You can use the following code instead.

import java.io.File;
import java.io.IOException;
import java.util.Scanner;

public class Submit {
    public static void main(String[] args) throws IOException {

        Scanner scanner = new Scanner(new File("submit.txt"));

        int trials = scanner.nextInt();
        scanner.nextLine();
        int total = 0;

        for (int x = 0; x < trials; x++) {

            String sub = scanner.nextLine();
            sub = sub.toLowerCase();
            System.out.print(sub + " -> ");
            if (sub.startsWith("today")) // I only have it set up to find "today"
                System.out.println("VALID ENTRY");
            else
                System.out.println("INCORRECT FORMATTING, TRY ANOTHER SUBMISSION");

        }
        scanner.close();
    }// end of main
}// end of class

You can use the startsWith and nextLine needs to be called after nextInt because nextInt does not read the newline character and keeps the curson on the same line after the int 5 is read. So you get that error that you are facing.

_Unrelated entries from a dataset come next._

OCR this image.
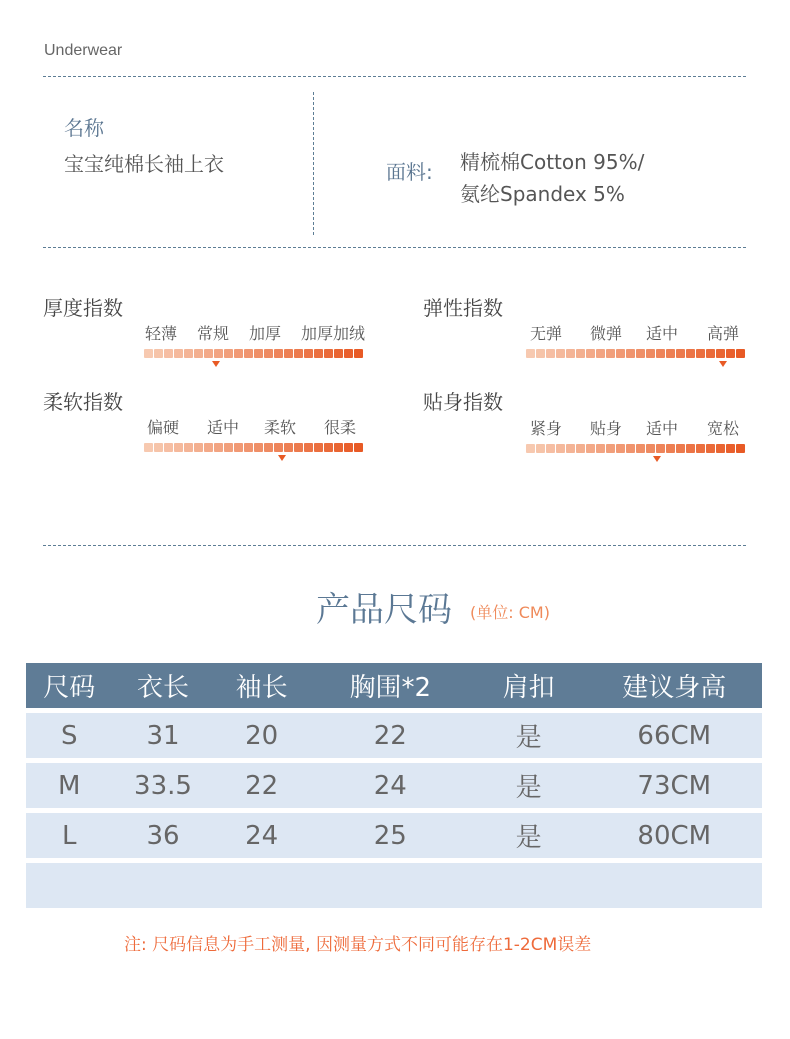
Underwear
名称
宝宝纯棉长袖上衣	面料: 精梳棉Cotton 95%/
氨纶Spandex 5%
厚度指数
轻薄 常规 加厚 加厚加绒
弹性指数
无弹 微弹 适中 高弹
柔软指数
偏硬 适中 柔软 很柔
贴身指数
紧身 贴身 适中 宽松
产品尺码 (单位: CM)
尺码	衣长	袖长	胸围*2	肩扣	建议身高
S	31	20	22	是	66CM
M	33.5	22	24	是	73CM
L	36	24	25	是	80CM

注: 尺码信息为手工测量, 因测量方式不同可能存在1-2CM误差
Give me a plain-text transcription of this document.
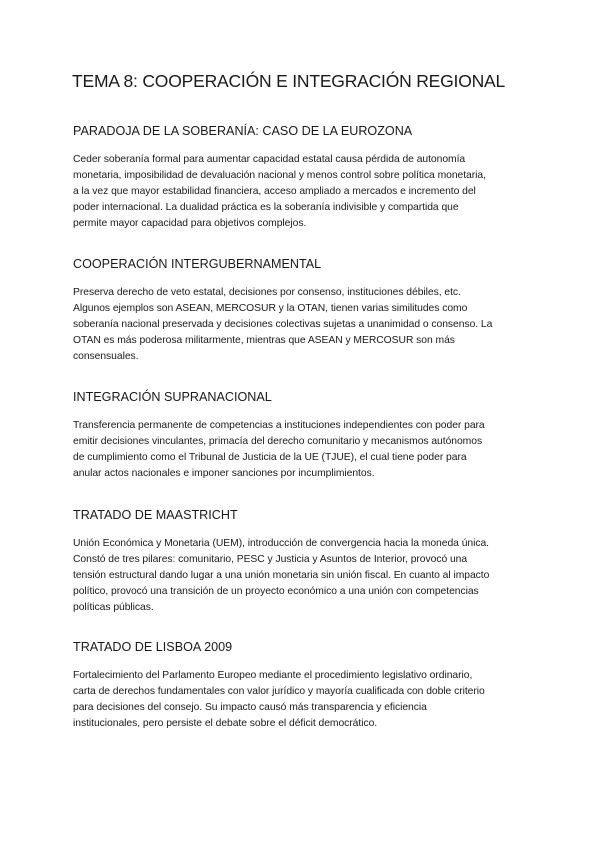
TEMA 8: COOPERACIÓN E INTEGRACIÓN REGIONAL
PARADOJA DE LA SOBERANÍA: CASO DE LA EUROZONA
Ceder soberanía formal para aumentar capacidad estatal causa pérdida de autonomía
monetaria, imposibilidad de devaluación nacional y menos control sobre política monetaria,
a la vez que mayor estabilidad financiera, acceso ampliado a mercados e incremento del
poder internacional. La dualidad práctica es la soberanía indivisible y compartida que
permite mayor capacidad para objetivos complejos.
COOPERACIÓN INTERGUBERNAMENTAL
Preserva derecho de veto estatal, decisiones por consenso, instituciones débiles, etc.
Algunos ejemplos son ASEAN, MERCOSUR y la OTAN, tienen varias similitudes como
soberanía nacional preservada y decisiones colectivas sujetas a unanimidad o consenso. La
OTAN es más poderosa militarmente, mientras que ASEAN y MERCOSUR son más
consensuales.
INTEGRACIÓN SUPRANACIONAL
Transferencia permanente de competencias a instituciones independientes con poder para
emitir decisiones vinculantes, primacía del derecho comunitario y mecanismos autónomos
de cumplimiento como el Tribunal de Justicia de la UE (TJUE), el cual tiene poder para
anular actos nacionales e imponer sanciones por incumplimientos.
TRATADO DE MAASTRICHT
Unión Económica y Monetaria (UEM), introducción de convergencia hacia la moneda única.
Constó de tres pilares: comunitario, PESC y Justicia y Asuntos de Interior, provocó una
tensión estructural dando lugar a una unión monetaria sin unión fiscal. En cuanto al impacto
político, provocó una transición de un proyecto económico a una unión con competencias
políticas públicas.
TRATADO DE LISBOA 2009
Fortalecimiento del Parlamento Europeo mediante el procedimiento legislativo ordinario,
carta de derechos fundamentales con valor jurídico y mayoría cualificada con doble criterio
para decisiones del consejo. Su impacto causó más transparencia y eficiencia
institucionales, pero persiste el debate sobre el déficit democrático.
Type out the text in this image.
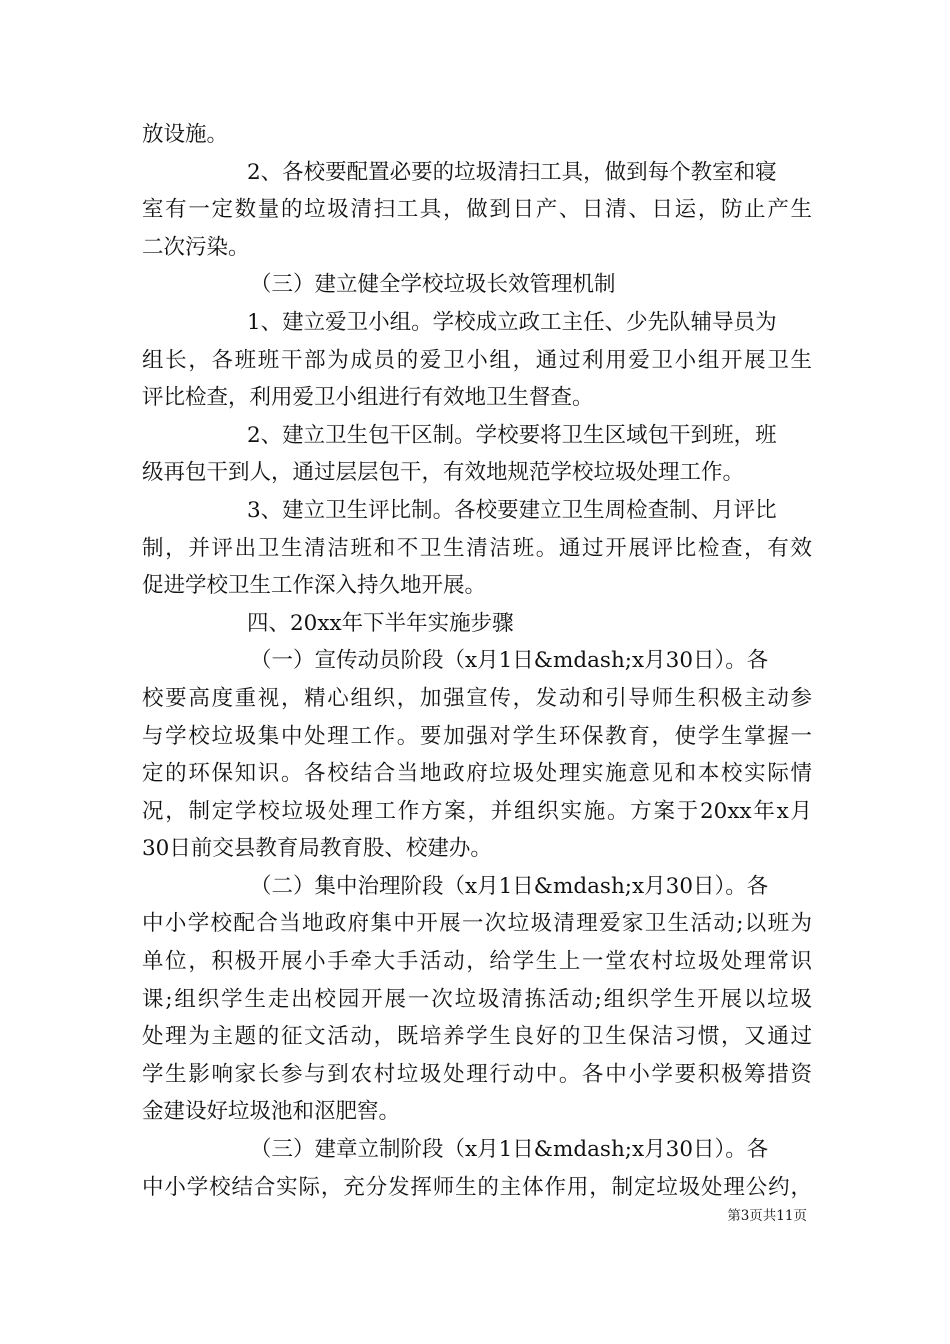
放设施。
2、各校要配置必要的垃圾清扫工具，做到每个教室和寝
室有一定数量的垃圾清扫工具，做到日产、日清、日运，防止产生
二次污染。
（三）建立健全学校垃圾长效管理机制
1、建立爱卫小组。学校成立政工主任、少先队辅导员为
组长，各班班干部为成员的爱卫小组，通过利用爱卫小组开展卫生
评比检查，利用爱卫小组进行有效地卫生督查。
2、建立卫生包干区制。学校要将卫生区域包干到班，班
级再包干到人，通过层层包干，有效地规范学校垃圾处理工作。
3、建立卫生评比制。各校要建立卫生周检查制、月评比
制，并评出卫生清洁班和不卫生清洁班。通过开展评比检查，有效
促进学校卫生工作深入持久地开展。
四、20xx年下半年实施步骤
（一）宣传动员阶段（x月1日&mdash;x月30日）。各
校要高度重视，精心组织，加强宣传，发动和引导师生积极主动参
与学校垃圾集中处理工作。要加强对学生环保教育，使学生掌握一
定的环保知识。各校结合当地政府垃圾处理实施意见和本校实际情
况，制定学校垃圾处理工作方案，并组织实施。方案于20xx年x月
30日前交县教育局教育股、校建办。
（二）集中治理阶段（x月1日&mdash;x月30日）。各
中小学校配合当地政府集中开展一次垃圾清理爱家卫生活动;以班为
单位，积极开展小手牵大手活动，给学生上一堂农村垃圾处理常识
课;组织学生走出校园开展一次垃圾清拣活动;组织学生开展以垃圾
处理为主题的征文活动，既培养学生良好的卫生保洁习惯，又通过
学生影响家长参与到农村垃圾处理行动中。各中小学要积极筹措资
金建设好垃圾池和沤肥窖。
（三）建章立制阶段（x月1日&mdash;x月30日）。各
中小学校结合实际，充分发挥师生的主体作用，制定垃圾处理公约，
第3页共11页
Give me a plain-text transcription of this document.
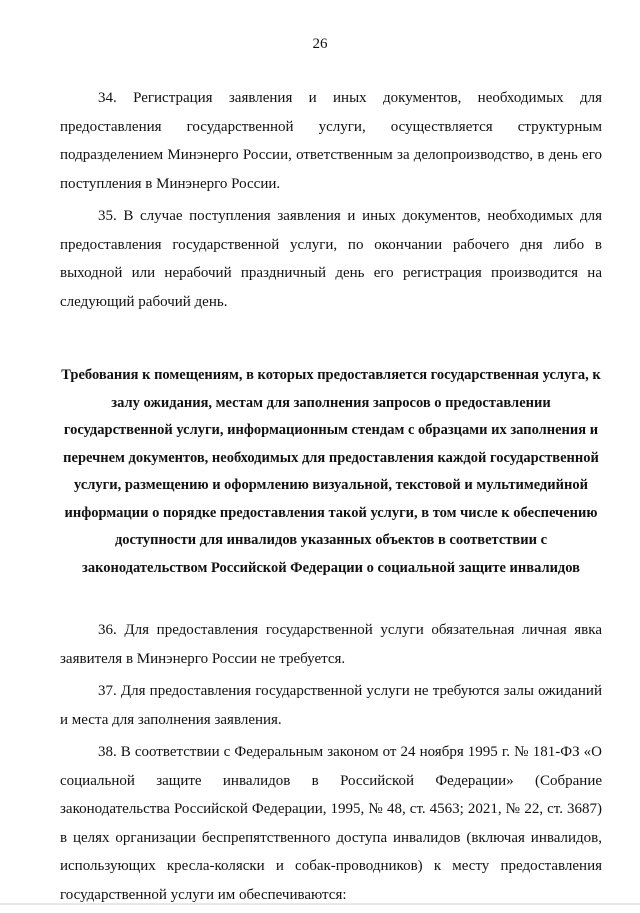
26

34. Регистрация заявления и иных документов, необходимых для предоставления государственной услуги, осуществляется структурным подразделением Минэнерго России, ответственным за делопроизводство, в день его поступления в Минэнерго России.

35. В случае поступления заявления и иных документов, необходимых для предоставления государственной услуги, по окончании рабочего дня либо в выходной или нерабочий праздничный день его регистрация производится на следующий рабочий день.

Требования к помещениям, в которых предоставляется государственная услуга, к залу ожидания, местам для заполнения запросов о предоставлении государственной услуги, информационным стендам с образцами их заполнения и перечнем документов, необходимых для предоставления каждой государственной услуги, размещению и оформлению визуальной, текстовой и мультимедийной информации о порядке предоставления такой услуги, в том числе к обеспечению доступности для инвалидов указанных объектов в соответствии с законодательством Российской Федерации о социальной защите инвалидов

36. Для предоставления государственной услуги обязательная личная явка заявителя в Минэнерго России не требуется.

37. Для предоставления государственной услуги не требуются залы ожиданий и места для заполнения заявления.

38. В соответствии с Федеральным законом от 24 ноября 1995 г. № 181-ФЗ «О социальной защите инвалидов в Российской Федерации» (Собрание законодательства Российской Федерации, 1995, № 48, ст. 4563; 2021, № 22, ст. 3687) в целях организации беспрепятственного доступа инвалидов (включая инвалидов, использующих кресла-коляски и собак-проводников) к месту предоставления государственной услуги им обеспечиваются:
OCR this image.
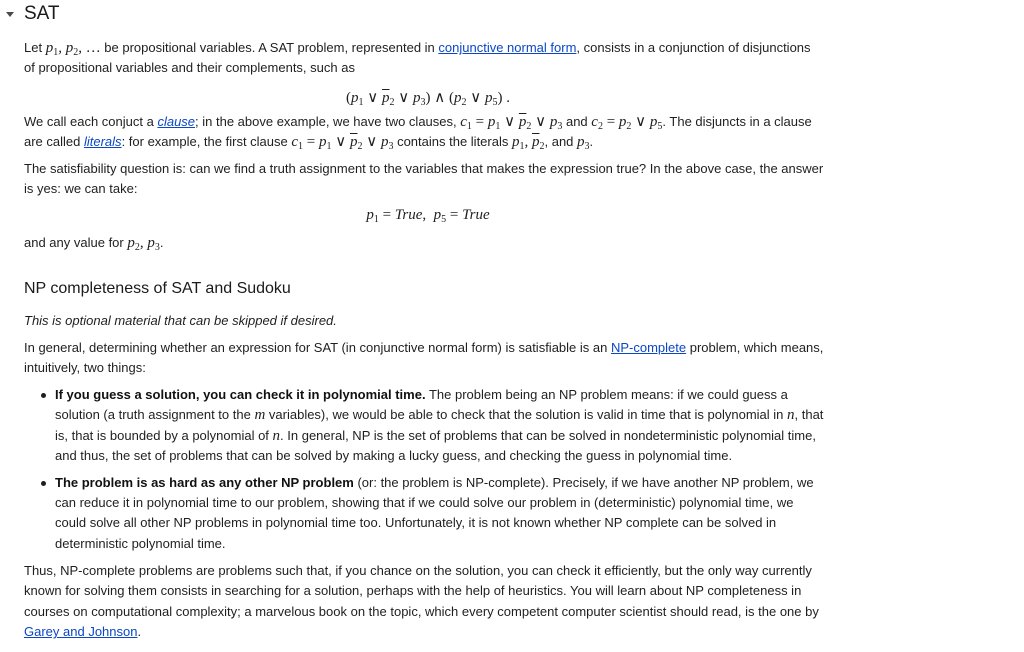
SAT

Let $p_1$, $p_2$, … be propositional variables. A SAT problem, represented in conjunctive normal form, consists in a conjunction of disjunctions of propositional variables and their complements, such as

($p_1$ ∨ $\overline{p}_2$ ∨ $p_3$) ∧ ($p_2$ ∨ $p_5$) .

We call each conjuct a clause; in the above example, we have two clauses, $c_1 = p_1$ ∨ $\overline{p}_2$ ∨ $p_3$ and $c_2 = p_2$ ∨ $p_5$. The disjuncts in a clause are called literals: for example, the first clause $c_1 = p_1$ ∨ $\overline{p}_2$ ∨ $p_3$ contains the literals $p_1$, $\overline{p}_2$, and $p_3$.

The satisfiability question is: can we find a truth assignment to the variables that makes the expression true? In the above case, the answer is yes: we can take:

$p_1$ = True,  $p_5$ = True

and any value for $p_2$, $p_3$.

NP completeness of SAT and Sudoku

This is optional material that can be skipped if desired.

In general, determining whether an expression for SAT (in conjunctive normal form) is satisfiable is an NP-complete problem, which means, intuitively, two things:

If you guess a solution, you can check it in polynomial time. The problem being an NP problem means: if we could guess a solution (a truth assignment to the m variables), we would be able to check that the solution is valid in time that is polynomial in n, that is, that is bounded by a polynomial of n. In general, NP is the set of problems that can be solved in nondeterministic polynomial time, and thus, the set of problems that can be solved by making a lucky guess, and checking the guess in polynomial time.
The problem is as hard as any other NP problem (or: the problem is NP-complete). Precisely, if we have another NP problem, we can reduce it in polynomial time to our problem, showing that if we could solve our problem in (deterministic) polynomial time, we could solve all other NP problems in polynomial time too. Unfortunately, it is not known whether NP complete can be solved in deterministic polynomial time.

Thus, NP-complete problems are problems such that, if you chance on the solution, you can check it efficiently, but the only way currently known for solving them consists in searching for a solution, perhaps with the help of heuristics. You will learn about NP completeness in courses on computational complexity; a marvelous book on the topic, which every competent computer scientist should read, is the one by Garey and Johnson.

When you put an extra nextLine() it actually moves to next line.

After that you have only 5 lines to read and you don't need <= otherwise it will throw error in the end again.

So make is < only

And startsWith() is good if you only have to check the beginning and if you want to check end too then there is a method endsWith() as well

Also the string needs equals for matching with string literals if you want to use the equality.